Saturday afternoon, early Autumn

it's fall break, and i'm down South in the palmetto state, a little exhausted from an entire day with my family but motivated to update my blog. the last few days back at HPU were oddly cold and shifty...here, even though it's the humid beach, you can feel the winter air moving slowly southward, turning a relatively mild summer into an unseasonably chilly fall. i can't wait to get back to campus and see all the fall foliage that we've been lacking all season.

even though today was my first full day spent with my loved ones in two months, i felt unusually distant. my mind kept wandering to thoughts of the past week, year, days ahead, responsibilities...and then it'd return to thinking about nothing - or better yet what wondrous thoughts must filter through the tiny brain of an average squirrel (e.g. "i'm a squirrel, i'm a squirrel..." ad nauseam).

the first thing i'd like to address is God. and how flipping amazing He is...and that's putting it so mildly but it's late and my brain can't possibly come up with anything more creative or magnanimous for the time being. but seriously, He is. God has been shaping my heart for the past 4 months and I'm a new woman every morning I wake up, it seems...it can be overwhelming trying to juggle all the things He wants to teach me along with my duties for school and all my organizations and friends and discipleship sometimes. Okay, i lied. it IS overwhelming. almost every day i struggle with being overwhelmed, but it isn't always bad. i feel uplifted by all He's done in my life, and through the good and less savory times He has taught me how to be more like Christ, how to be humbled and how to depend on Him moment by moment. it's a glorious learning experience. i just wish i could step away from my daily obligations and delight in all He's done in my heart just a little bit more.

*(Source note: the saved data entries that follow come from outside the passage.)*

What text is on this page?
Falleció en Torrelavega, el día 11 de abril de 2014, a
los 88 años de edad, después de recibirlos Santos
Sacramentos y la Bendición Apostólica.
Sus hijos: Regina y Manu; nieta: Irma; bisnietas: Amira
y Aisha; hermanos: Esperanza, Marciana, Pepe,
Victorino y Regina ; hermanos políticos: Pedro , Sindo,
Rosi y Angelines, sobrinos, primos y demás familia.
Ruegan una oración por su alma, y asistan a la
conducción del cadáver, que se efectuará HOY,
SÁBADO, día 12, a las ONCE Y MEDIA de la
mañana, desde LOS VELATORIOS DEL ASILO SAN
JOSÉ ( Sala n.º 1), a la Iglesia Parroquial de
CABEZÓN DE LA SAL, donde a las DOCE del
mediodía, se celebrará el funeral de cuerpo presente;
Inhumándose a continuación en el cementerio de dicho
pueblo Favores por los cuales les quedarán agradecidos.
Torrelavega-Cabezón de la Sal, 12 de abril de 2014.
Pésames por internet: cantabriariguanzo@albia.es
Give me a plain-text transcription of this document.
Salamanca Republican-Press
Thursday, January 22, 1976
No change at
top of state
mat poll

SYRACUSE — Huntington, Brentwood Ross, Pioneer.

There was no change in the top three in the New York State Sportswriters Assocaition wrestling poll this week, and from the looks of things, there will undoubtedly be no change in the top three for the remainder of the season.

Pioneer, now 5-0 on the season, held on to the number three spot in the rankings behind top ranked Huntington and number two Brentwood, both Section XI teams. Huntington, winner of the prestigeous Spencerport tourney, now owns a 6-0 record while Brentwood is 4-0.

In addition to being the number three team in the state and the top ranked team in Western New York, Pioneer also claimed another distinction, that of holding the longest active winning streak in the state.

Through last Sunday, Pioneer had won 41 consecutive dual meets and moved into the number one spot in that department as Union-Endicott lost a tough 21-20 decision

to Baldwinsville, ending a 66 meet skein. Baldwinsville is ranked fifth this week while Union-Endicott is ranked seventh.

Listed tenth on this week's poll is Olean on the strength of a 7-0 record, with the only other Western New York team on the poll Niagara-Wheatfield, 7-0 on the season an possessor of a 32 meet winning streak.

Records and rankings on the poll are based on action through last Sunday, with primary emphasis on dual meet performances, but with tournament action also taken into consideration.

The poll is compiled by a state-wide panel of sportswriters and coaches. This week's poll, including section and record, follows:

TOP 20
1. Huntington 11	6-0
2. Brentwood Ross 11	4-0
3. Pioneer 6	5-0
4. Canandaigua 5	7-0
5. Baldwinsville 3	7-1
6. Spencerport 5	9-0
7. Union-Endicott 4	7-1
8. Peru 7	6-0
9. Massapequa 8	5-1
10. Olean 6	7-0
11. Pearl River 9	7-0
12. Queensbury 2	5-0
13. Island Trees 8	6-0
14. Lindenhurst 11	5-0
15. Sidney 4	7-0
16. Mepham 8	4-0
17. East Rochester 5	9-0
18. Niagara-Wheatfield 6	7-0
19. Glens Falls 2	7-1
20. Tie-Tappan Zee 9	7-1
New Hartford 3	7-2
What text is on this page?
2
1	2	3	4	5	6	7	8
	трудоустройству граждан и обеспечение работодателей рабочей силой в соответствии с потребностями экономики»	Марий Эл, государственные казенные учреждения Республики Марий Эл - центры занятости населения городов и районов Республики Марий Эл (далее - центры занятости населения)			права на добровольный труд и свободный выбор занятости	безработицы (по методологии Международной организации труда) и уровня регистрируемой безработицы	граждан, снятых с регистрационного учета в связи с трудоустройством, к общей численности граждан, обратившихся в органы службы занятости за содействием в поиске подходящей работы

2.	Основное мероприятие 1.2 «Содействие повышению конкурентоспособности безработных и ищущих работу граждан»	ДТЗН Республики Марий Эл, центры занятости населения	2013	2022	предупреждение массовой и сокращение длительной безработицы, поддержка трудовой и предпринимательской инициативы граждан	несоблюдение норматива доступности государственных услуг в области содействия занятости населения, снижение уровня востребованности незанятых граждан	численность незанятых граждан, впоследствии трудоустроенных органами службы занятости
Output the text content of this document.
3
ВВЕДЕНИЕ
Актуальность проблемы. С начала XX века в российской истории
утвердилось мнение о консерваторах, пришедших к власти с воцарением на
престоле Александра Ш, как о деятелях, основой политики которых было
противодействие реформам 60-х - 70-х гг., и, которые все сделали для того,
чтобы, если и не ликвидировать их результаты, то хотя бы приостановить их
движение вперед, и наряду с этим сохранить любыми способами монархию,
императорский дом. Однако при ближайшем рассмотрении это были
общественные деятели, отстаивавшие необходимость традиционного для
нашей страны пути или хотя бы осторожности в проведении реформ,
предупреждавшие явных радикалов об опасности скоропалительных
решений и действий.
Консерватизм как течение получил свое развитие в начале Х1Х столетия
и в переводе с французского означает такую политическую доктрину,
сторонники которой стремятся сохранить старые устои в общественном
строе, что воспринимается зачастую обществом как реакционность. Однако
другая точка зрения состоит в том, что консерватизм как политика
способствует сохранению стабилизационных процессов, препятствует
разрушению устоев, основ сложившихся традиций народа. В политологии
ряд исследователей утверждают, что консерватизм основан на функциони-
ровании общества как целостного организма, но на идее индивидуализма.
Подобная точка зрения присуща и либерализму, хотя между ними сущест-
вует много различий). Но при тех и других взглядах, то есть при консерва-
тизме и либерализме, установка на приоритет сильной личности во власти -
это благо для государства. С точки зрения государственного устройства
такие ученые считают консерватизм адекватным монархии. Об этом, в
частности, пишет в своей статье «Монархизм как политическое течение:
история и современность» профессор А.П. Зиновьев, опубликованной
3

so here's some thoughts. some will be lessons i've learned, others lessons i've yet to learn. some will be wrought with opinion, others less so. there might be a trace or two of wisdom that i've gained from others, but by no means expect to learn anything here. goodness that would require me to actually know something about...well...anything. ;)

one - this has been a truly unexpected year.
two - i am less responsible for the good things that have happened in my life than i realize.
three - i am more responsible for the bad things that have happened in my life than i realize.
four - sometimes i miss how carefree college was my freshmen year - even though i spent nearly all of my time studying. and i still do...where did the carefree go?
five - "always love, hate will get you every time." (Nada Surf, "Always Love")
six - i have never met one person who was happier because they held onto bitterness and unforgiveness. i have met many people, however, who are happier because they let bitterness go and forgave.
seven - i will never be able to repay the grace i have been given.
eight - joy can only come from contentment. contentment can only come from peace. and peace can only come from attempting to live with good regard toward those in your life. (Corinthians)

and seeing as it's 2 am already, i don't think i can write anymore and my bright moment of motivation to blog has passed...who knows, it might come back. hopefully before another month passes.